Norway’s sovereign wealth fund has made its second direct renewable infrastructure investment, buying nearly half of a solar and onshore wind power portfolio in a new joint venture with Spain’s Iberdrola for €600m.
The manager of the NOK13.2trn (€1.23tn) Norwegian Government Pension Fund Global (GPFG) said in a statement: “Norges Bank Investment Management [NBIM] has signed an agreement to acquire a 49% interest in a 1.3GW portfolio of solar plants and onshore wind farms located in Spain.”
Iberdrola was the seller and would remain as co-owner and operator of the portfolio, which comprised seven solar plant projects and five onshore wind projects, NBIM said. Solar plants made up 80% of the portfolio with onshore wind accounting for the remaining 20%, it said.
The Oslo-based central bank division said it would pay €600m for its stake in the assets, valuing the portfolio at around €1.2bn, and that no external debt financing would be involved in the transaction.
Altogether, the projects involved have an installed capacity of 1265MW, NBIM said, which equated to the annual electricity consumption of 700,000 Spanish households.

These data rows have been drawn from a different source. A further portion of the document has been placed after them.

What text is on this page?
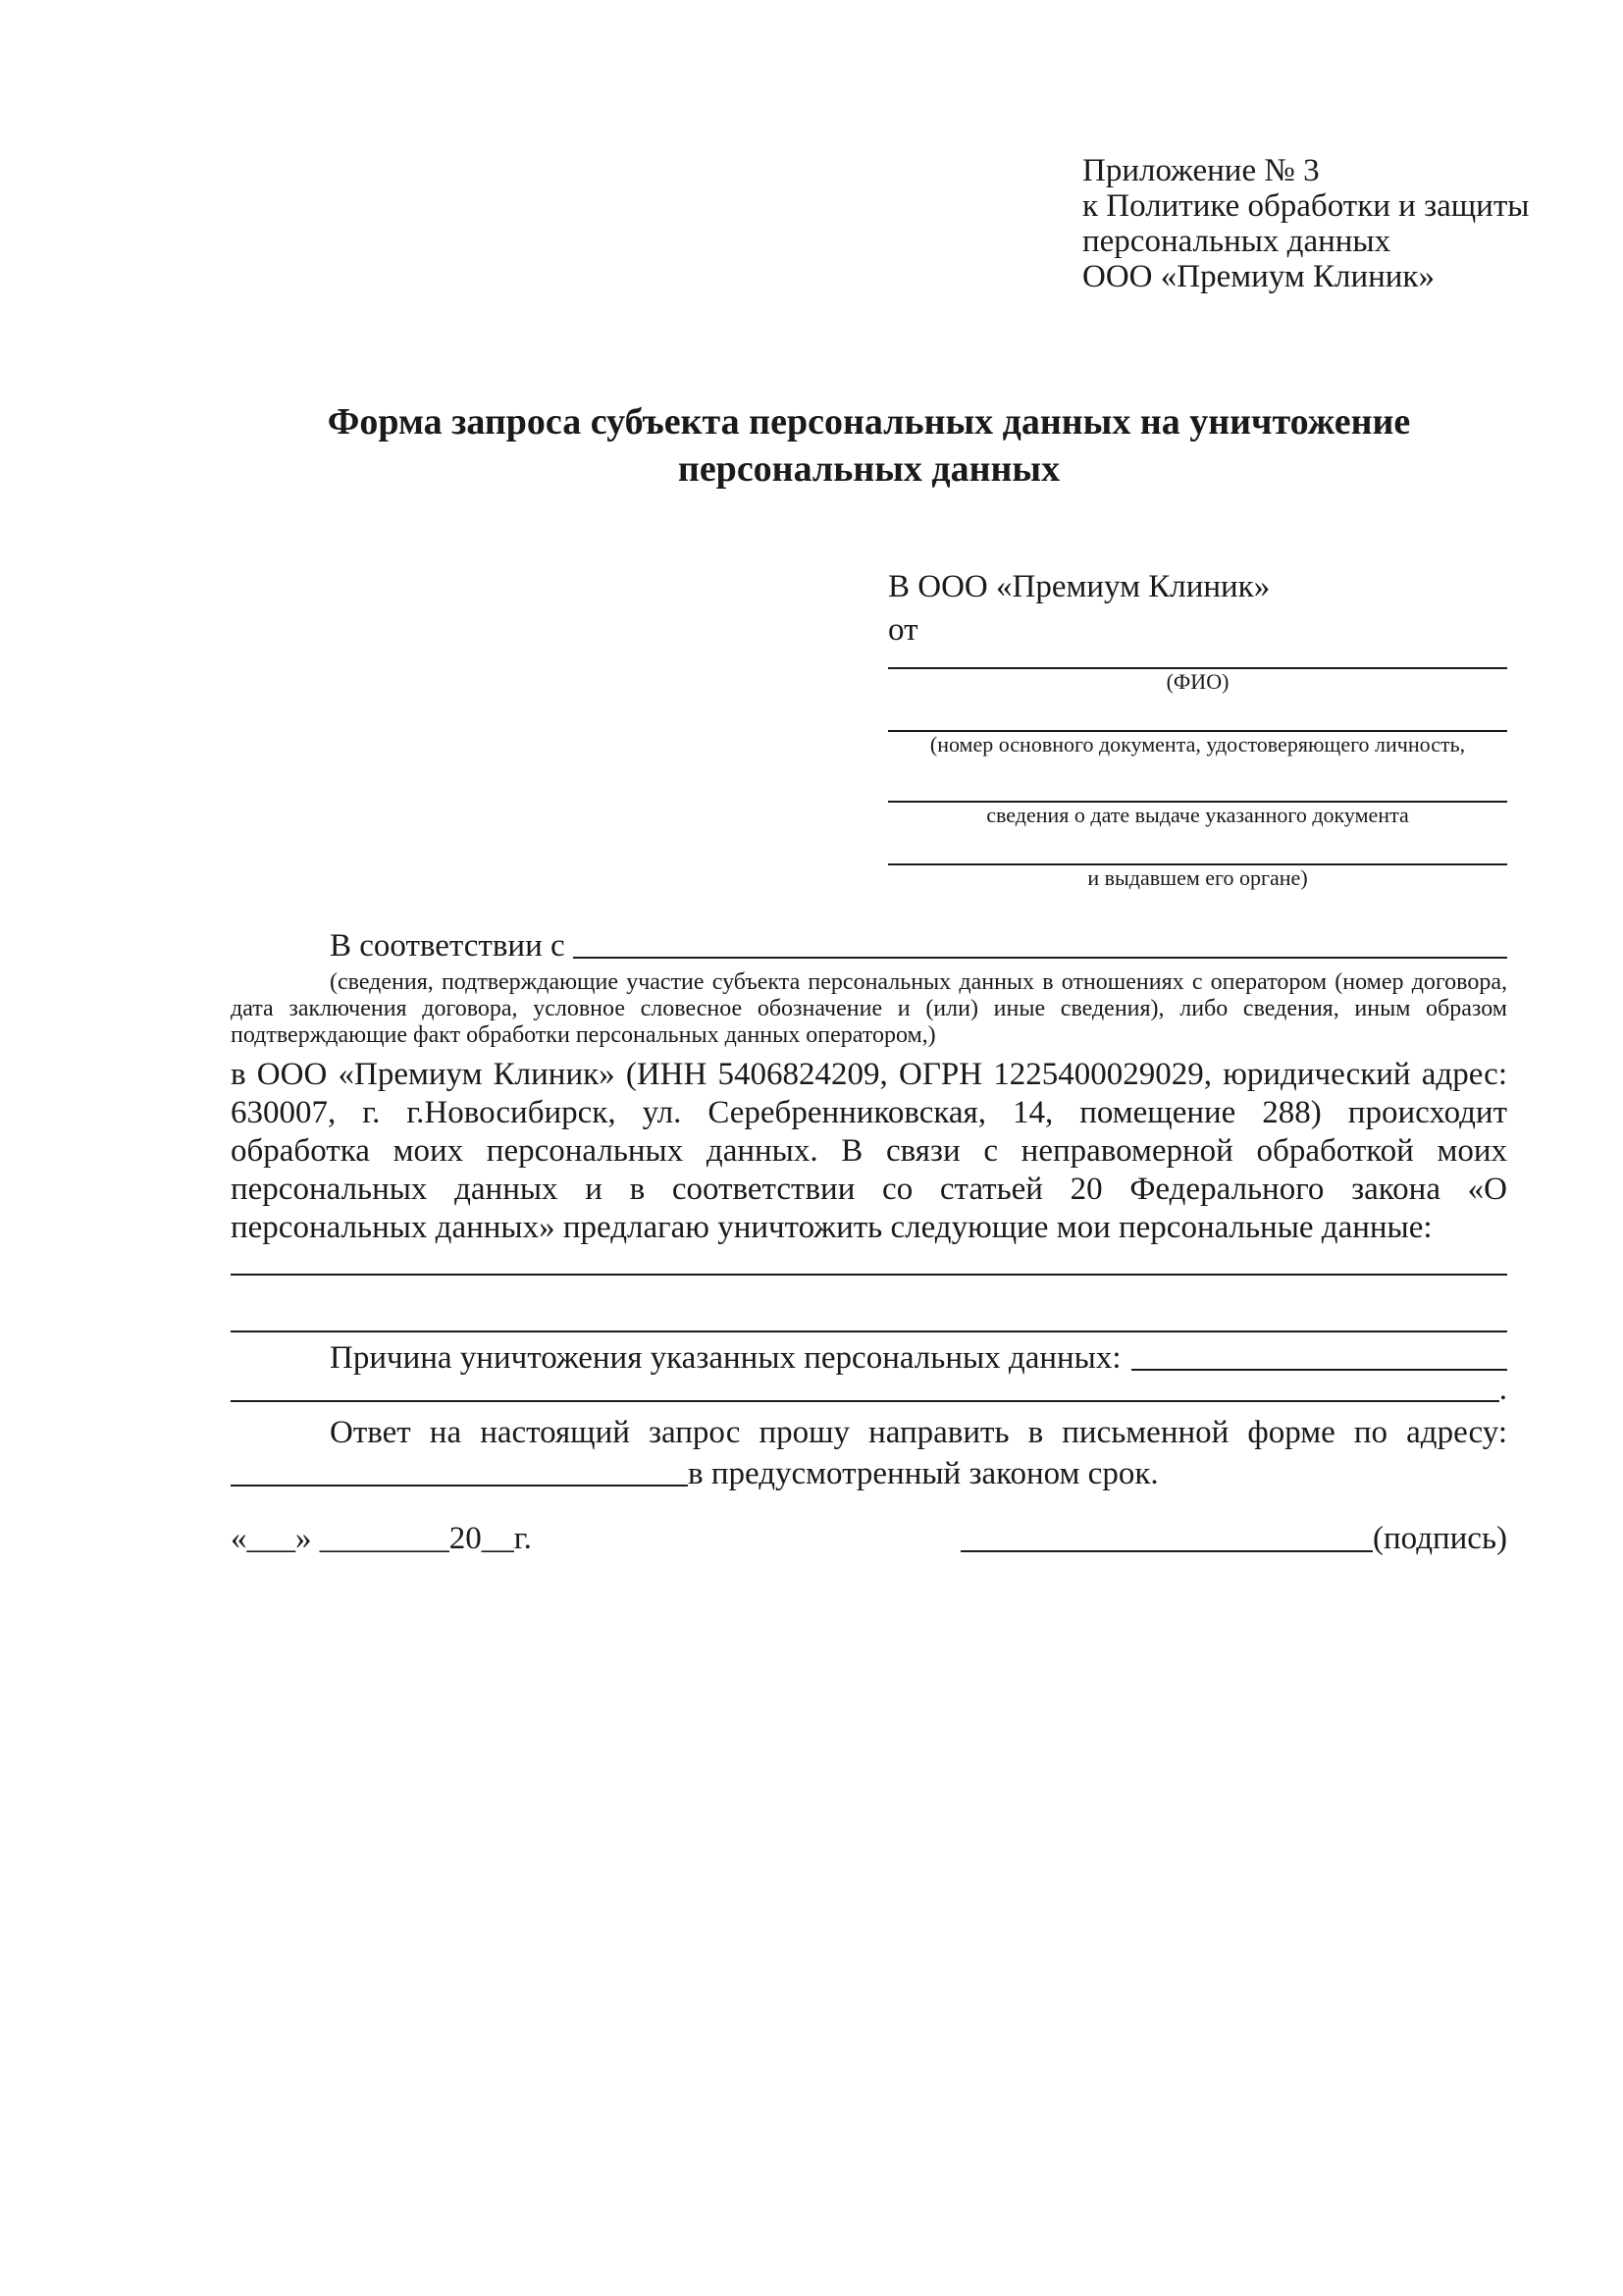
Приложение № 3
к Политике обработки и защиты
персональных данных
ООО «Премиум Клиник»
Форма запроса субъекта персональных данных на уничтожение
персональных данных
В ООО «Премиум Клиник»
от
(ФИО)
(номер основного документа, удостоверяющего личность,
сведения о дате выдаче указанного документа
и выдавшем его органе)
В соответствии с
(сведения, подтверждающие участие субъекта персональных данных в отношениях с оператором (номер договора, дата заключения договора, условное словесное обозначение и (или) иные сведения), либо сведения, иным образом подтверждающие факт обработки персональных данных оператором,)
в ООО «Премиум Клиник» (ИНН 5406824209, ОГРН 1225400029029, юридический адрес: 630007, г. г.Новосибирск, ул. Серебренниковская, 14, помещение 288) происходит обработка моих персональных данных. В связи с неправомерной обработкой моих персональных данных и в соответствии со статьей 20 Федерального закона «О персональных данных» предлагаю уничтожить следующие мои персональные данные:
Причина уничтожения указанных персональных данных:
.
Ответ на настоящий запрос прошу направить в письменной форме по адресу:
в предусмотренный законом срок.
«___» ________20__г.	(подпись)
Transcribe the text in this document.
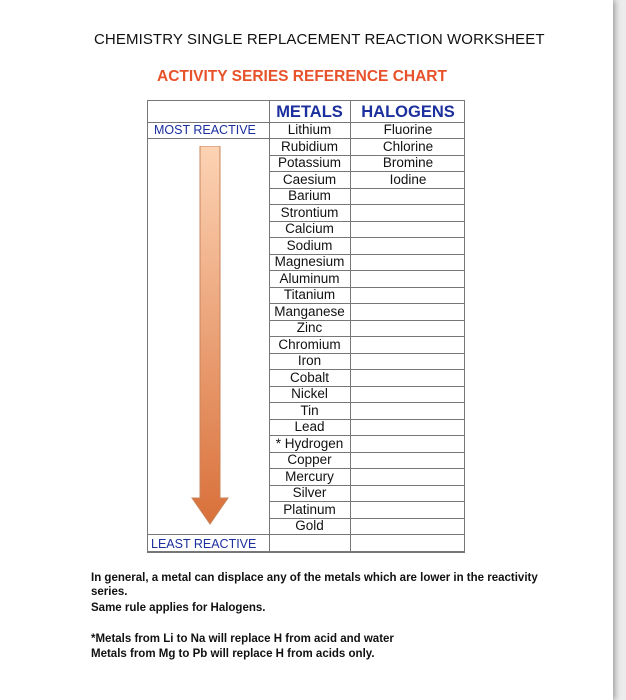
CHEMISTRY SINGLE REPLACEMENT REACTION WORKSHEET
ACTIVITY SERIES REFERENCE CHART
METALS	HALOGENS
Lithium
Rubidium
Potassium
Caesium
Barium
Strontium
Calcium
Sodium
Magnesium
Aluminum
Titanium
Manganese
Zinc
Chromium
Iron
Cobalt
Nickel
Tin
Lead
* Hydrogen
Copper
Mercury
Silver
Platinum
Gold
Fluorine
Chlorine
Bromine
Iodine
MOST REACTIVE
LEAST REACTIVE
In general, a metal can displace any of the metals which are lower in the reactivity
series.
Same rule applies for Halogens.
*Metals from Li to Na will replace H from acid and water
Metals from Mg to Pb will replace H from acids only.
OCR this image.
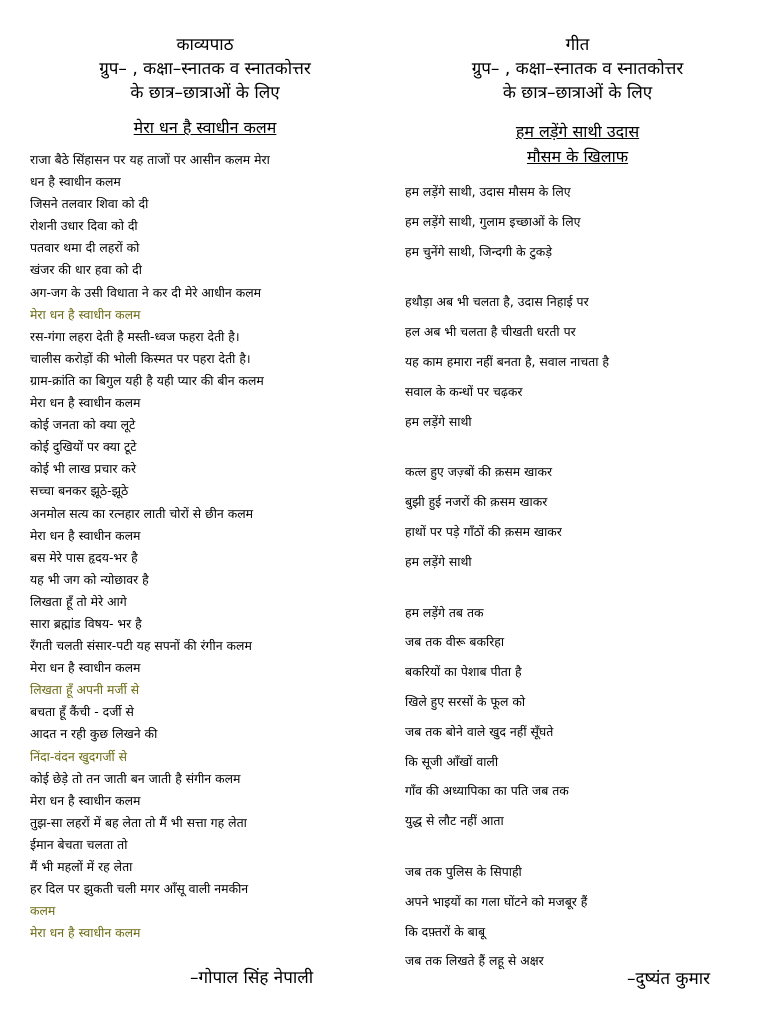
काव्यपाठ
ग्रुप– , कक्षा–स्नातक व स्नातकोत्तर
के छात्र–छात्राओं के लिए
मेरा धन है स्वाधीन कलम
राजा बैठे सिंहासन पर यह ताजों पर आसीन कलम मेरा
धन है स्वाधीन कलम
जिसने तलवार शिवा को दी
रोशनी उधार दिवा को दी
पतवार थमा दी लहरों को
खंजर की धार हवा को दी
अग-जग के उसी विधाता ने कर दी मेरे आधीन कलम
मेरा धन है स्वाधीन कलम
रस-गंगा लहरा देती है मस्ती-ध्वज फहरा देती है।
चालीस करोड़ों की भोली किस्मत पर पहरा देती है।
ग्राम-क्रांति का बिगुल यही है यही प्यार की बीन कलम
मेरा धन है स्वाधीन कलम
कोई जनता को क्या लूटे
कोई दुखियों पर क्या टूटे
कोई भी लाख प्रचार करे
सच्चा बनकर झूठे-झूठे
अनमोल सत्य का रत्नहार लाती चोरों से छीन कलम
मेरा धन है स्वाधीन कलम
बस मेरे पास हृदय-भर है
यह भी जग को न्योछावर है
लिखता हूँ तो मेरे आगे
सारा ब्रह्मांड विषय- भर है
रँगती चलती संसार-पटी यह सपनों की रंगीन कलम
मेरा धन है स्वाधीन कलम
लिखता हूँ अपनी मर्जी से
बचता हूँ कैंची - दर्जी से
आदत न रही कुछ लिखने की
निंदा-वंदन खुदगर्जी से
कोई छेड़े तो तन जाती बन जाती है संगीन कलम
मेरा धन है स्वाधीन कलम
तुझ-सा लहरों में बह लेता तो मैं भी सत्ता गह लेता
ईमान बेचता चलता तो
मैं भी महलों में रह लेता
हर दिल पर झुकती चली मगर आँसू वाली नमकीन
कलम
मेरा धन है स्वाधीन कलम
–गोपाल सिंह नेपाली
गीत
ग्रुप– , कक्षा–स्नातक व स्नातकोत्तर
के छात्र–छात्राओं के लिए
हम लड़ेंगे साथी उदास
मौसम के खिलाफ
हम लड़ेंगे साथी, उदास मौसम के लिए
हम लड़ेंगे साथी, गुलाम इच्छाओं के लिए
हम चुनेंगे साथी, जिन्दगी के टुकड़े
हथौड़ा अब भी चलता है, उदास निहाई पर
हल अब भी चलता है चीखती धरती पर
यह काम हमारा नहीं बनता है, सवाल नाचता है
सवाल के कन्धों पर चढ़कर
हम लड़ेंगे साथी
कत्ल हुए जज़्बों की क़सम खाकर
बुझी हुई नजरों की क़सम खाकर
हाथों पर पड़े गाँठों की क़सम खाकर
हम लड़ेंगे साथी
हम लड़ेंगे तब तक
जब तक वीरू बकरिहा
बकरियों का पेशाब पीता है
खिले हुए सरसों के फूल को
जब तक बोने वाले खुद नहीं सूँघते
कि सूजी आँखों वाली
गाँव की अध्यापिका का पति जब तक
युद्ध से लौट नहीं आता
जब तक पुलिस के सिपाही
अपने भाइयों का गला घोंटने को मजबूर हैं
कि दफ़्तरों के बाबू
जब तक लिखते हैं लहू से अक्षर
–दुष्यंत कुमार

Nine projects are under development, and expected to be completed in 2023-25, said NBIM. It said it would take ownership of them when operational.
NBIM is one of Iberdrola’s main shareholders having held more than 3% of the Bilbao-based multinational for more than seven years, and the Spanish firm said the new partnership built on a longstanding relationship.
“The alliance between Iberdrola and Norges Bank Investment Management joins two preferred partners in a relationship that could be extended to additional renewable energy opportunities in further markets,” Iberdrola said in a statement.
The investment marks a key step for NBIM, as it is only the second unlisted renewable infrastructure investment it has made, despite having received the go-ahead for the asset class nearly four years ago.
The asset will stand alongside the GPFG’s first foray into the asset class – the 50% stake in a Dutch offshore wind farm it bought in April 2021 for €1.37bn.
In April 2019, the Norwegian government allowed the GPFG to invest up to 2% of its value in unlisted renewable energy infrastructure. Up to then, its portfolio had included only three asset classes – listed equities and fixed income, and unlisted real estate – although this was limited to a maximum of NOK120bn because the investments had to be made within the GPFG’s special environment-related mandates.
Since then, scope for the GPFG to invest in such assets has more than doubled as the Norwegian government removed a restriction in its mandate in April 2021 that prevented full use of the 2% allocation.
Last September, Tangen told journalists that NBIM was continuously working on building its renewable infrastructure portfolio, but that suitable assets were hard to come by.
“We are in several processes, but these are difficult to get and there is very, very strong competition with correspondingly challenging returns. We are on the case,” he said at the time.
The value of the Dutch investment has declined since it was made, though. At the end of the first half of 2022, NBIM’s renewable energy infrastructure assets had a market value of NOK13bn, according to the SWF manager.